For all model variants in Section 5.2, we control the batch size to be 1080, number of layers to 12, feed-forward and attention dropout to 20%, hidden and embedding size to 512 units, context length to 512, the attention heads to 2, and GELU [29] activation in the point-wise feed-forward layer. To accommodate large batch training we use the LAMB optimizer [30] with a fixed learning rate of 0.016. Although learning rate schedules tend to improve performance [23], we omit them to simplify our training process.
对于第5.2节中的所有模型变体,我们将批量大小控制为1080,层数为12,前馈和注意力下降为20%,隐藏和嵌入的大小为512个单位,上下文长度为512,注意量为 2,并在逐点前馈层激活GELU [29]。 为了适应大批量培训,我们使用LAMB优化器[30],其固定学习率为0.016。 尽管学习率表可以提高绩效[23],但我们省略了它们以简化培训过程。

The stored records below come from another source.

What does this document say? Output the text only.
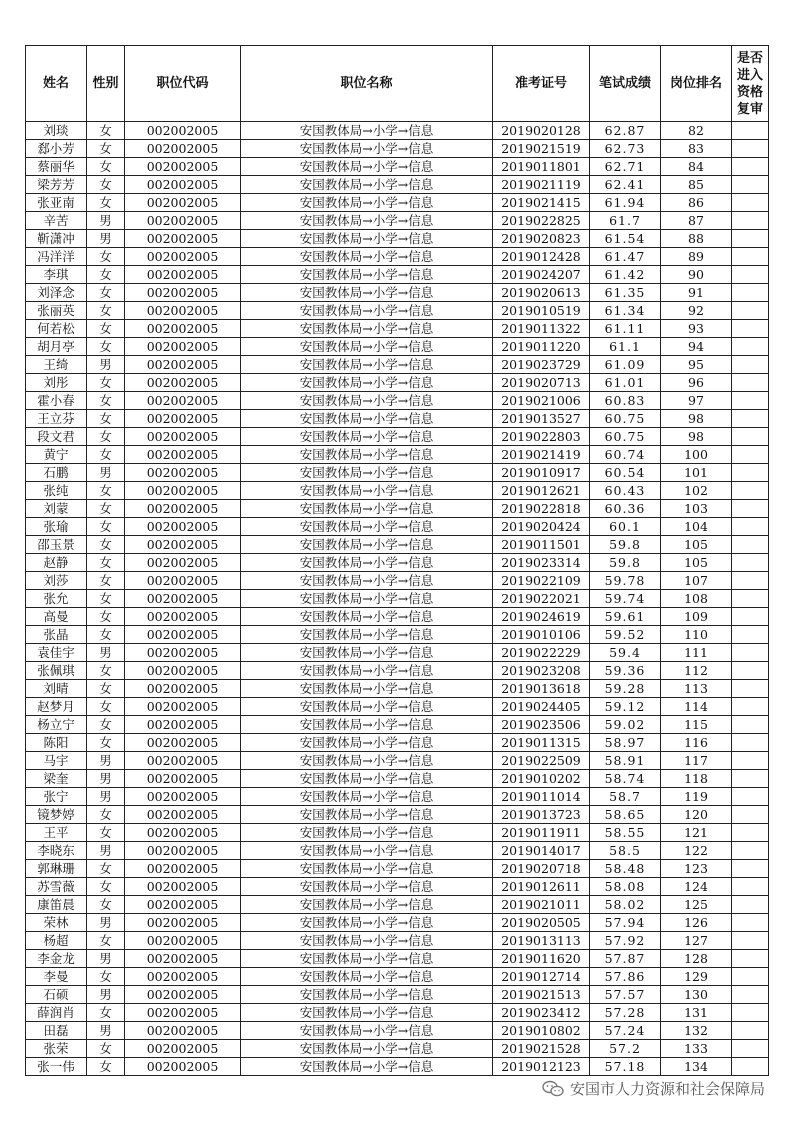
姓名	性别	职位代码	职位名称	准考证号	笔试成绩	岗位排名	是否进入资格复审
刘琰	女	002002005	安国教体局→小学→信息	2019020128	62.87	82	
郄小芳	女	002002005	安国教体局→小学→信息	2019021519	62.73	83	
蔡丽华	女	002002005	安国教体局→小学→信息	2019011801	62.71	84	
梁芳芳	女	002002005	安国教体局→小学→信息	2019021119	62.41	85	
张亚南	女	002002005	安国教体局→小学→信息	2019021415	61.94	86	
辛苦	男	002002005	安国教体局→小学→信息	2019022825	61.7	87	
靳潇冲	男	002002005	安国教体局→小学→信息	2019020823	61.54	88	
冯洋洋	女	002002005	安国教体局→小学→信息	2019012428	61.47	89	
李琪	女	002002005	安国教体局→小学→信息	2019024207	61.42	90	
刘泽念	女	002002005	安国教体局→小学→信息	2019020613	61.35	91	
张丽英	女	002002005	安国教体局→小学→信息	2019010519	61.34	92	
何若松	女	002002005	安国教体局→小学→信息	2019011322	61.11	93	
胡月亭	女	002002005	安国教体局→小学→信息	2019011220	61.1	94	
王绮	男	002002005	安国教体局→小学→信息	2019023729	61.09	95	
刘彤	女	002002005	安国教体局→小学→信息	2019020713	61.01	96	
霍小春	女	002002005	安国教体局→小学→信息	2019021006	60.83	97	
王立芬	女	002002005	安国教体局→小学→信息	2019013527	60.75	98	
段文君	女	002002005	安国教体局→小学→信息	2019022803	60.75	98	
黄宁	女	002002005	安国教体局→小学→信息	2019021419	60.74	100	
石鹏	男	002002005	安国教体局→小学→信息	2019010917	60.54	101	
张纯	女	002002005	安国教体局→小学→信息	2019012621	60.43	102	
刘蒙	女	002002005	安国教体局→小学→信息	2019022818	60.36	103	
张瑜	女	002002005	安国教体局→小学→信息	2019020424	60.1	104	
邵玉景	女	002002005	安国教体局→小学→信息	2019011501	59.8	105	
赵静	女	002002005	安国教体局→小学→信息	2019023314	59.8	105	
刘莎	女	002002005	安国教体局→小学→信息	2019022109	59.78	107	
张允	女	002002005	安国教体局→小学→信息	2019022021	59.74	108	
高曼	女	002002005	安国教体局→小学→信息	2019024619	59.61	109	
张晶	女	002002005	安国教体局→小学→信息	2019010106	59.52	110	
袁佳宇	男	002002005	安国教体局→小学→信息	2019022229	59.4	111	
张佩琪	女	002002005	安国教体局→小学→信息	2019023208	59.36	112	
刘晴	女	002002005	安国教体局→小学→信息	2019013618	59.28	113	
赵梦月	女	002002005	安国教体局→小学→信息	2019024405	59.12	114	
杨立宁	女	002002005	安国教体局→小学→信息	2019023506	59.02	115	
陈阳	女	002002005	安国教体局→小学→信息	2019011315	58.97	116	
马宇	男	002002005	安国教体局→小学→信息	2019022509	58.91	117	
梁奎	男	002002005	安国教体局→小学→信息	2019010202	58.74	118	
张宁	男	002002005	安国教体局→小学→信息	2019011014	58.7	119	
镜梦婷	女	002002005	安国教体局→小学→信息	2019013723	58.65	120	
王平	女	002002005	安国教体局→小学→信息	2019011911	58.55	121	
李晓东	男	002002005	安国教体局→小学→信息	2019014017	58.5	122	
郭琳珊	女	002002005	安国教体局→小学→信息	2019020718	58.48	123	
苏雪薇	女	002002005	安国教体局→小学→信息	2019012611	58.08	124	
康笛晨	女	002002005	安国教体局→小学→信息	2019021011	58.02	125	
荣林	男	002002005	安国教体局→小学→信息	2019020505	57.94	126	
杨超	女	002002005	安国教体局→小学→信息	2019013113	57.92	127	
李金龙	男	002002005	安国教体局→小学→信息	2019011620	57.87	128	
李曼	女	002002005	安国教体局→小学→信息	2019012714	57.86	129	
石硕	男	002002005	安国教体局→小学→信息	2019021513	57.57	130	
薛润肖	女	002002005	安国教体局→小学→信息	2019023412	57.28	131	
田磊	男	002002005	安国教体局→小学→信息	2019010802	57.24	132	
张荣	女	002002005	安国教体局→小学→信息	2019021528	57.2	133	
张一伟	女	002002005	安国教体局→小学→信息	2019012123	57.18	134	
安国市人力资源和社会保障局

In Section 5.3, in order to examine whether our approach scales to deeper Transformers, we scale our 12 layer ReZero Transformer from Section 5.2 to 64 layers and 128 layers and compare it against the vanilla Transformer (Post-Norm). Due to memory constraints, we decreased the hidden size from 512 to 256 and reduced batch size to 304 and 144 for the 64 layer and 128 layer model respectively. Following guidelines from [30] we also adjusted the learning rate to according to
在5.3节中,为了检查我们的方法是否可以扩展到更深的变压器,我们将5.2节中的12层ReZero变压器缩放为64层和128层,并将其与香草变压器(标准后)进行比较。 由于内存的限制,对于64层和128层模型,我们将隐藏大小从512减少到256,并将批处理大小分别减少到304和144。 根据[30]的指南,我们还根据
For all models in our experiments we limit training to a maximum of 100 training epochs.